Both examples crash, or just one? I’ll try to reproduce. Which version of LiveKit agents are you using?
Toggle.io one, I’m on version 1.4.2, and this kind of workaround is required to prevent the crash. However, I’m not sure whether this is the intended or recommended approach cos requires accessing internal APIs
def _deactivate_stt_node(self, session) -> None:
"""Stop the STT stream to prevent Audio Timeout errors.
Args:
session: The active AgentSession
"""
if (
hasattr(session, '_activity')
and session._activity is not None
and session._activity._audio_recognition is not None
):
session._activity._audio_recognition.update_stt(None)
logger.info("🔇 STT stream stopped")
OK, for agents/examples/voice_agents/toggle_io.py at main · livekit/agents · GitHub , when I connect to a room I see the following exception:
Exception: cannot access local participant before connecting
I will need to fix that in the sample, but the fix is to add:
await ctx.connect()
Immediately after await session.start(…)
After you apply that fix and connect to a room, it should work. You can test it as follows:
- Start the agent
uv run examples/voice_agents/toggle_io.py dev
- Use the Agents Playground as a front end: https://agents-playground.livekit.io/
- Press
Connect in the Playground and allow the agent to connect to your toom
- Under the
RPC options in the playground specify the method name as toggle_input and then the Payload is either audio_off or audio_on - you should see the agent stops or starts responding to your speech.
- The example is written with the OpenAI realtime LLM, but it should work with any LLM/STT/TTS - you’ll need to modify it to match your setup if you don’t have an OpenAI key
Hey! I ran into this exact issue when building voice agents that needed to “mute” themselves during certain workflows. Have you tried controlling it at the VAD (Voice Activity Detection) level? That’s been the cleanest approach for me.

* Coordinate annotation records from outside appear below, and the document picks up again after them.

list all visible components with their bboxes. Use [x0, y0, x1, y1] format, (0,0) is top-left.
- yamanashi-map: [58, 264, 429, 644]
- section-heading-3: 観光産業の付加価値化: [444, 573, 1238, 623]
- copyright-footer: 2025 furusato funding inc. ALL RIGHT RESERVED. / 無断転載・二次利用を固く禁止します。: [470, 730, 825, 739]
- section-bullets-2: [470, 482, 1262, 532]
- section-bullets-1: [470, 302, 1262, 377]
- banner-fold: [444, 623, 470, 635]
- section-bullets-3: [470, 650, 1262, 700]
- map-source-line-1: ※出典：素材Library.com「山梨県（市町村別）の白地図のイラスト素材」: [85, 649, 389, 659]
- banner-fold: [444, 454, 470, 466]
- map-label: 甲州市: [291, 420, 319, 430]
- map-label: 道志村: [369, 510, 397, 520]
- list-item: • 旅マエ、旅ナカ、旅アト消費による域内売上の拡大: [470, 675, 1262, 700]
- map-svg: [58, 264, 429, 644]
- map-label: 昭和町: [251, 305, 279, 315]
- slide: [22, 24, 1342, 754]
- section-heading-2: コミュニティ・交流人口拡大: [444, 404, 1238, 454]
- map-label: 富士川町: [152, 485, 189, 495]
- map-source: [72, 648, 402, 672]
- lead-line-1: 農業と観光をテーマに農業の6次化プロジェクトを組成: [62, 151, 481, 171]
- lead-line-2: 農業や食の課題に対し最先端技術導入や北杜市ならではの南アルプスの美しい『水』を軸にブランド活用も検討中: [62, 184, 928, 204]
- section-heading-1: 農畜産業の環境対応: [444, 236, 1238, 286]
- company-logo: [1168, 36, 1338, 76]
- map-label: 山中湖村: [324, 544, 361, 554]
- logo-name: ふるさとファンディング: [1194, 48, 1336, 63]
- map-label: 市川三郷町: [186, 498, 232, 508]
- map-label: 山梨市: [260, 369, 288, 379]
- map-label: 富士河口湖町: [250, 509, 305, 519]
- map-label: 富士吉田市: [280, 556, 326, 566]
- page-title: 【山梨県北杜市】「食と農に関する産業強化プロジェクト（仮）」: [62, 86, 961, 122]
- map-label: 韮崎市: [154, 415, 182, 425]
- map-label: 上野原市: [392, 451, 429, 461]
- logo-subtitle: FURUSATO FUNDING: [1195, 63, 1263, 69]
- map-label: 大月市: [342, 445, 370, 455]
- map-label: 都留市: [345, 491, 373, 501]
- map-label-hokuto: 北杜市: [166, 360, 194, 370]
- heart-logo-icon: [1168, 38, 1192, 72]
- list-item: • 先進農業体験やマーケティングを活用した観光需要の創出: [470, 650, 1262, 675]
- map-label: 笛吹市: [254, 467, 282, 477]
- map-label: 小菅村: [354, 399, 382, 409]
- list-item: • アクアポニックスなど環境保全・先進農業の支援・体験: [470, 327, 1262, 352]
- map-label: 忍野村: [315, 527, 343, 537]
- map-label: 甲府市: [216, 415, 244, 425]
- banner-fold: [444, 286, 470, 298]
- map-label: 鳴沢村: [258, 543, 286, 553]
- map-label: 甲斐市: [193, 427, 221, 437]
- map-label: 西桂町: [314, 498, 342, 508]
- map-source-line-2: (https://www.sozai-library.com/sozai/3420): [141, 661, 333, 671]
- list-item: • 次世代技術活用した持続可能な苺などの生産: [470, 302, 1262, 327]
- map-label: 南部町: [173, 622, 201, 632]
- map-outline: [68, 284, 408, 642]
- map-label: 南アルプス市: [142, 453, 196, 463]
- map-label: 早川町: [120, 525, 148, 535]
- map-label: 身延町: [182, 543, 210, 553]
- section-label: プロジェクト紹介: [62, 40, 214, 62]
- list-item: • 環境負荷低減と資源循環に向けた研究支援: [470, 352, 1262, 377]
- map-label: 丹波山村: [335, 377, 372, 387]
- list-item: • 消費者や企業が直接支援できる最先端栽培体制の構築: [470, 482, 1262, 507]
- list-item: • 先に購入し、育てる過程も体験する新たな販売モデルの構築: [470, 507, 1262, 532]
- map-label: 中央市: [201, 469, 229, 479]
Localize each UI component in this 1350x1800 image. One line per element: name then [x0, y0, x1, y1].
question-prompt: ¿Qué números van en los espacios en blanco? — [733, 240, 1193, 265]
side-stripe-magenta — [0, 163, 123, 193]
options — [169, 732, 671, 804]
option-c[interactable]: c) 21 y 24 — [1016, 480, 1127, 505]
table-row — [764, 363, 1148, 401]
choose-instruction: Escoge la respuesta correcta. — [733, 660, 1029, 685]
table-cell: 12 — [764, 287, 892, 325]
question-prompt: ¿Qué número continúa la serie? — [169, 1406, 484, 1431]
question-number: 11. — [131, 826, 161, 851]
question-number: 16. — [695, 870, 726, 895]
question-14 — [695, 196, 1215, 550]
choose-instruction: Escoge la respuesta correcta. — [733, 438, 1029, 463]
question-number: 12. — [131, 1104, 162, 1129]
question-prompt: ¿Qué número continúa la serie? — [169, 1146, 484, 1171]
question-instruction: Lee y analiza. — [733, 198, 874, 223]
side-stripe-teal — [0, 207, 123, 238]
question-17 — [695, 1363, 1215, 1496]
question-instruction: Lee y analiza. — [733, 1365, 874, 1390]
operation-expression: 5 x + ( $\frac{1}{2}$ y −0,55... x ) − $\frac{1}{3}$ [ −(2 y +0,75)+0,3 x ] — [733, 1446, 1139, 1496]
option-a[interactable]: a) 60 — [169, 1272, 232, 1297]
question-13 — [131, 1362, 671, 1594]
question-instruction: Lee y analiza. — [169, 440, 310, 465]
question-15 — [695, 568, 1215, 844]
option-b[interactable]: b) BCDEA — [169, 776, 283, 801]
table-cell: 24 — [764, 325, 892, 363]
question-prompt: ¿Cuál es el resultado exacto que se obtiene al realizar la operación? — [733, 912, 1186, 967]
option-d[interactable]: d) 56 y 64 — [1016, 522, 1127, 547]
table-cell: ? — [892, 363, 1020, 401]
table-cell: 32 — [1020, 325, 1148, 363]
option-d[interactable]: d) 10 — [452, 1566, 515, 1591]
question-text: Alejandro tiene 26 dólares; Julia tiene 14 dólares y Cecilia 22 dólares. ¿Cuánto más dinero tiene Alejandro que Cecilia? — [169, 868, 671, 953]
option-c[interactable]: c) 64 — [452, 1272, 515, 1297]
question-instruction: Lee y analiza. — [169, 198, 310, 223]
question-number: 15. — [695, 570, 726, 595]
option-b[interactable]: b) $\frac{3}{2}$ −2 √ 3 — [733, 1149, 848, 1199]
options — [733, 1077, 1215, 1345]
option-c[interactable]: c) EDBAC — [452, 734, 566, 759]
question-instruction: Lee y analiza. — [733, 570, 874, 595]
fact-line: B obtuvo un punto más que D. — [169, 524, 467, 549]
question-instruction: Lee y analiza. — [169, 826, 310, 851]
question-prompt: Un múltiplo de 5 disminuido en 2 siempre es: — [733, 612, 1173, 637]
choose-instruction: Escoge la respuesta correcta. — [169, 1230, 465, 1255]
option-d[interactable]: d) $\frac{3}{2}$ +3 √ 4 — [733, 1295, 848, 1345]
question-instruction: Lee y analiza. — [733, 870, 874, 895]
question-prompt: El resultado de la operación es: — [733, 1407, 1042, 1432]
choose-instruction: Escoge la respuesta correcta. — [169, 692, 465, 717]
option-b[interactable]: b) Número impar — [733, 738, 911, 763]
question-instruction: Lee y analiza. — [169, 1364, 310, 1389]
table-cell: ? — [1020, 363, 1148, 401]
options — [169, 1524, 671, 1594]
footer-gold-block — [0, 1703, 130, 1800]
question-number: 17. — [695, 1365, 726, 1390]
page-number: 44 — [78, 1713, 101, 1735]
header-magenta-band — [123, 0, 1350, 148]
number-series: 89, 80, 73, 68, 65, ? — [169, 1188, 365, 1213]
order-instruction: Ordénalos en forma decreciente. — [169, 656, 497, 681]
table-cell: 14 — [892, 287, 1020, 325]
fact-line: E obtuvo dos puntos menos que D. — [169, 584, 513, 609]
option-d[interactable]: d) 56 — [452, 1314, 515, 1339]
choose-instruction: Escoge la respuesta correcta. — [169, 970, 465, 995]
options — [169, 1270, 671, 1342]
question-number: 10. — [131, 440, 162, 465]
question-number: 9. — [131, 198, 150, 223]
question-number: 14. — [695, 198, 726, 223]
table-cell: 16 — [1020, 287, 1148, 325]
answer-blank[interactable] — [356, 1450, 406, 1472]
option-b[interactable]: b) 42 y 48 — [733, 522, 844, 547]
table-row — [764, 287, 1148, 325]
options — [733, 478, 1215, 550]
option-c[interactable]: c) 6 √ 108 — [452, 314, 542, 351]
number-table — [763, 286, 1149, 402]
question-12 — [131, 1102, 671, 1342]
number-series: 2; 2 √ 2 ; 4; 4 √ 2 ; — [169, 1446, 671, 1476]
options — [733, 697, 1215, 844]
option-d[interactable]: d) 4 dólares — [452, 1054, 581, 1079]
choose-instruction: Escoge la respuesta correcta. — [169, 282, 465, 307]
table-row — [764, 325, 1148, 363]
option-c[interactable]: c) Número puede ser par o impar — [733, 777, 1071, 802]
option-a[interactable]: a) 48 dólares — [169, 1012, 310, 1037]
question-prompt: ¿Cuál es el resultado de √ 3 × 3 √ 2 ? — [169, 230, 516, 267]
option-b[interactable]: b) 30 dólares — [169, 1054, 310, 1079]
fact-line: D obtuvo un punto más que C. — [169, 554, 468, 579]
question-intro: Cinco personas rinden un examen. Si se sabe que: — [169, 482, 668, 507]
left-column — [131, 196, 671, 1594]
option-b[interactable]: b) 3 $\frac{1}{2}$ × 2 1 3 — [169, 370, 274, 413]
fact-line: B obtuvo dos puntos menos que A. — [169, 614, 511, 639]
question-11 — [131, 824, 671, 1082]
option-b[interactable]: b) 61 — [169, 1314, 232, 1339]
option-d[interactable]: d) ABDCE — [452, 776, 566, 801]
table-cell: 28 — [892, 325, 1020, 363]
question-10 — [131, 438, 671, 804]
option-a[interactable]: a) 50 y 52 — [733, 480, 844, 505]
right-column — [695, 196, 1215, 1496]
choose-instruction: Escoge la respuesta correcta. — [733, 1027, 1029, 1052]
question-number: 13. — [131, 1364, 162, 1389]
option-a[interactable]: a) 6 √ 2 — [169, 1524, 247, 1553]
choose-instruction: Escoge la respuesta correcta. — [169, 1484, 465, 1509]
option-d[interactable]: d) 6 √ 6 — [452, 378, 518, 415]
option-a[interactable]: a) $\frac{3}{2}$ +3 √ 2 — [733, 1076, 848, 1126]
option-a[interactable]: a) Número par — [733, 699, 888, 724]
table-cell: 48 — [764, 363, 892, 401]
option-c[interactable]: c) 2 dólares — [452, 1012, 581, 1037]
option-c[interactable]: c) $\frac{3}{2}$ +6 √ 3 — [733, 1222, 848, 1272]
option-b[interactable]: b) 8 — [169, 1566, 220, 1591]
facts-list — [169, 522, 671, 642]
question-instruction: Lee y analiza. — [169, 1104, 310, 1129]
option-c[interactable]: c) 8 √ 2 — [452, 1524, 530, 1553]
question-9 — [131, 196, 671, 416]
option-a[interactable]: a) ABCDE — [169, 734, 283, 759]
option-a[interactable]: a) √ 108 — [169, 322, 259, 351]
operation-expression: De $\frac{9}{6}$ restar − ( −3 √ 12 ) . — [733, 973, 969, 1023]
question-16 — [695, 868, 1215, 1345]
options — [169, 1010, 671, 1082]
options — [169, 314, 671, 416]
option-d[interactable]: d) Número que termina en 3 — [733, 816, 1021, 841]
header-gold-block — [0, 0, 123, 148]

The idea is that VAD sits at the entry point of your pipeline before STT even kicks in. When you disable VAD, the agent stops detecting speech entirely, so the whole pipeline stays idle without needing to tear down STT/TTS.
Here’s what worked for me:
python
# Control listening state via VAD**
async def toggle_listening(agent: VoiceAssistant, enabled: bool):
if enabled:
agent.vad.start() # Resume speech detection
else:
agent.vad.stop() # Ignore audio input**
If you need something heavier (like completely pausing multi-turn conversations), I’d recommend pausing the entire agent session instead:
python
# Pause the full agent context, not just listening**
async def toggle_agent(agent: VoiceAssistant, active: bool):
if active:
await agent.resume()
else:
await agent.pause()**
VAD control is way more efficient because audio tracks keep flowing you’re just not processing them. Pause/resume is better when you’re switching between different interaction modes entirely.
What’s your use case? Are you trying to implement push to talk, or is it more like “agent speaks, user can’t interrupt”?